Ils savent tous que c’est archi-impossible d’avoir gain de cause sur cette revendication-là. Mais cela leur donne l’opportunité de faire entendre leurs voix et mettre la pression sur les patrons des usines et le Président Jovenel Moïse pour obtenir le maximum possible pour les salariés. C’est une occasion aussi pour les responsables du CSS de servir à quelque chose. Ils ne peuvent se dérober à leurs responsabilités. Se contenter juste d’être membres d’un organisme dont le but premier est d’anticiper et de trouver des accords qui seraient bénéfiques pour les trois parties : salariés, patrons et gouvernement. Sinon, cette instance semi publique semi privée n’a pas sa raison d’être si elle n’arrive pas à faciliter le dialogue tout en empêchant les grèves, le blocage des usines et les manifestations comme celles des 21 et 22 mai dernier. Des manifestations au cours desquelles l’on a enregistré quelques échauffourées, soit sur le boulevard Toussaint Louverture, soit à l’intérieur du Parc industriel SONAPI à Port-au-Prince.  En tout cas, ces mouvements et revendications auront servi à quelque chose sur le plan politique. Puisque des parlementaires, entre autres les députés Joseph Manes Louis de Cabaret et Jean-Robert Bossé d’Aquin, se sont emparés du dossier.

Tous deux ont promis de porter une proposition de loi au Parlement sur la question de salaire minimum à 1000 gourdes par jour. Certes, ils n’obtiendront pas 1000 Gdes, mais espérons qu’ils seront soutenus par leurs pairs sur ce sujet sensible. C’est un sujet qui touche, en fait, les principaux bailleurs de fonds des principaux candidats aux élections présidentielles et des candidats pour les différentes assemblées du pays, principalement le Sénat et la Chambre des députés. Quant au gouvernement, les syndicats, par la bouche de l’un des leurs, Télémaque Pierre, Porte-parole de la Plateforme syndicale Batay-Ouvriye des usines de textiles, critiquent sa complicité avec les patrons avec les prises de position du ministre du Travail et des Affaires Sociales, madame Stéphanie Auguste.

Et sans oublier celui de la Culture et de la Communication, Guyler C. Delva, qui condamne « les actes d’agressions, de violence et de vandalismes commis par certains individus mal intentionnés » selon lui et dénoncés aussi par Georges Sassine, le Président de l’Association des Industries d’Haïti (ADIH). Enfin, il reste une situation assez compliquée pour le Président de la République, Jovenel Moïse, qui fait face à un dilemme.

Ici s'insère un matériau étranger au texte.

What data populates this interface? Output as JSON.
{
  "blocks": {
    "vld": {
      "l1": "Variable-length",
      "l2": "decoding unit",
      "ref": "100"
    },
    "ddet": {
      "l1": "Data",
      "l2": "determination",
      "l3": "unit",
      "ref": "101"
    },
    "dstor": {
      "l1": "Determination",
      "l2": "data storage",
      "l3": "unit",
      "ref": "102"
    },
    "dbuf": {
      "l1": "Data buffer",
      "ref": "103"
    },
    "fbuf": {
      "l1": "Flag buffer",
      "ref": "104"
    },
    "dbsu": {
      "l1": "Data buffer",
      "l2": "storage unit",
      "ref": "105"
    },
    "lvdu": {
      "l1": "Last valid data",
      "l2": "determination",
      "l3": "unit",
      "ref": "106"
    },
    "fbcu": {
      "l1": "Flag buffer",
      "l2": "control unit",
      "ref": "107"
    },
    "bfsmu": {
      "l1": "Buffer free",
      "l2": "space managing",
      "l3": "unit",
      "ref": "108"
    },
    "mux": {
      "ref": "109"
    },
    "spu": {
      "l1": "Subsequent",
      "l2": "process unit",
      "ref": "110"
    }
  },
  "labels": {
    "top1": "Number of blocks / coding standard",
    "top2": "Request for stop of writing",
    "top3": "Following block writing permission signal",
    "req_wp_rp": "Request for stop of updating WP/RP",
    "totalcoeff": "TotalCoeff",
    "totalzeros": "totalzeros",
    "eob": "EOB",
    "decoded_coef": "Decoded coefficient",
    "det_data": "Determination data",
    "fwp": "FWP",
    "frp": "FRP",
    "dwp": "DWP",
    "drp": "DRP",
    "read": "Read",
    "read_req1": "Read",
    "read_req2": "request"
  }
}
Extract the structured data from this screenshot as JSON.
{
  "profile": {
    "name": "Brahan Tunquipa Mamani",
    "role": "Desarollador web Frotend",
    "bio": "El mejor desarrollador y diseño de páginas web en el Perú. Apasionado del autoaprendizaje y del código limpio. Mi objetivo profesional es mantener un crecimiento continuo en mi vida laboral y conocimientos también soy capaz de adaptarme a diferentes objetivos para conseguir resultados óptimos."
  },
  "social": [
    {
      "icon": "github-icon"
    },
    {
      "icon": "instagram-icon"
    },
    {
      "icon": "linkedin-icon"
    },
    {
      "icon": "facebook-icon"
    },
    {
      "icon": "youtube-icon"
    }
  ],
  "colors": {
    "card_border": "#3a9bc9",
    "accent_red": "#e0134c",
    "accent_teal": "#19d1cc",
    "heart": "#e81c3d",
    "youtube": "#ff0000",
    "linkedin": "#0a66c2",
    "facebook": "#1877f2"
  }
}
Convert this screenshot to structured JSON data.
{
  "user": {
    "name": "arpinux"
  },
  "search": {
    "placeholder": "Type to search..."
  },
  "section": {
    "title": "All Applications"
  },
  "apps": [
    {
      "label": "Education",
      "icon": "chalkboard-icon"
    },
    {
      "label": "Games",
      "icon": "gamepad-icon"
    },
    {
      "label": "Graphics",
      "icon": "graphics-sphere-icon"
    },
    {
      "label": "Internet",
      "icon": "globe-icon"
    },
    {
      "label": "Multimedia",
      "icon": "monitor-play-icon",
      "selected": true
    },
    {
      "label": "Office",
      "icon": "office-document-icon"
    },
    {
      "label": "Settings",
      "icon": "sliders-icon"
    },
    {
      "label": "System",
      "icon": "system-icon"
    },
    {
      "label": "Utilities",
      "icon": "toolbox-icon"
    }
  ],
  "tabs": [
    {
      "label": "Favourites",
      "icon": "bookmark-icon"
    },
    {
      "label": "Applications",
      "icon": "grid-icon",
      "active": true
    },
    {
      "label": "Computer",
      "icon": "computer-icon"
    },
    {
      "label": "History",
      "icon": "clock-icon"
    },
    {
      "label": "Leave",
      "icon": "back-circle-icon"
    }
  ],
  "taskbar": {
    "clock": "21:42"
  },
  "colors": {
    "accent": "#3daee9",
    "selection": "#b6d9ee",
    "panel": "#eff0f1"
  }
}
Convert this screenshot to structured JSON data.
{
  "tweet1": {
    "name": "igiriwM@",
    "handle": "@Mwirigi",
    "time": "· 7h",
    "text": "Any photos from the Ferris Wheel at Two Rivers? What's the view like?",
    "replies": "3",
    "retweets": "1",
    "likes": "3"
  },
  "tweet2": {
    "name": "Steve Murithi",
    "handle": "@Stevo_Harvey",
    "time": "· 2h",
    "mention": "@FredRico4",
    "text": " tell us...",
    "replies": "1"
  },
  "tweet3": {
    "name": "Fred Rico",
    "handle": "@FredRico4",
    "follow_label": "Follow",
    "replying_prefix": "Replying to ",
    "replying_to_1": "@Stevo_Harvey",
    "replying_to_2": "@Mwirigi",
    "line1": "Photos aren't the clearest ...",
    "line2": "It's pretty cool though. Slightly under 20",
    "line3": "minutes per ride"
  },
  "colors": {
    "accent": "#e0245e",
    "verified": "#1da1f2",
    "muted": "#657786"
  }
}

Coincé entre son envie d’augmenter les prix du carburant dont les syndicats de ce secteur menacent de rentrer eux aussi en grève et la très forte mobilisation des organisations syndicales et les employés du secteur du textile réclamant une augmentation largement surestimée, la marge de manœuvre reste extrêmement serrée. Il ne lui reste qu’à suivre les bons conseils de son ami et ancien Premier ministre Evans Paul (KP) qui lui enjoint, entre le marteau et l’enclume, de faire un choix judicieux : celui de préserver la paix sociale. Comme on peut l’observer, en Haïti, la question du salaire minimum demeure donc pour tous les gouvernements une sorte de boomerang.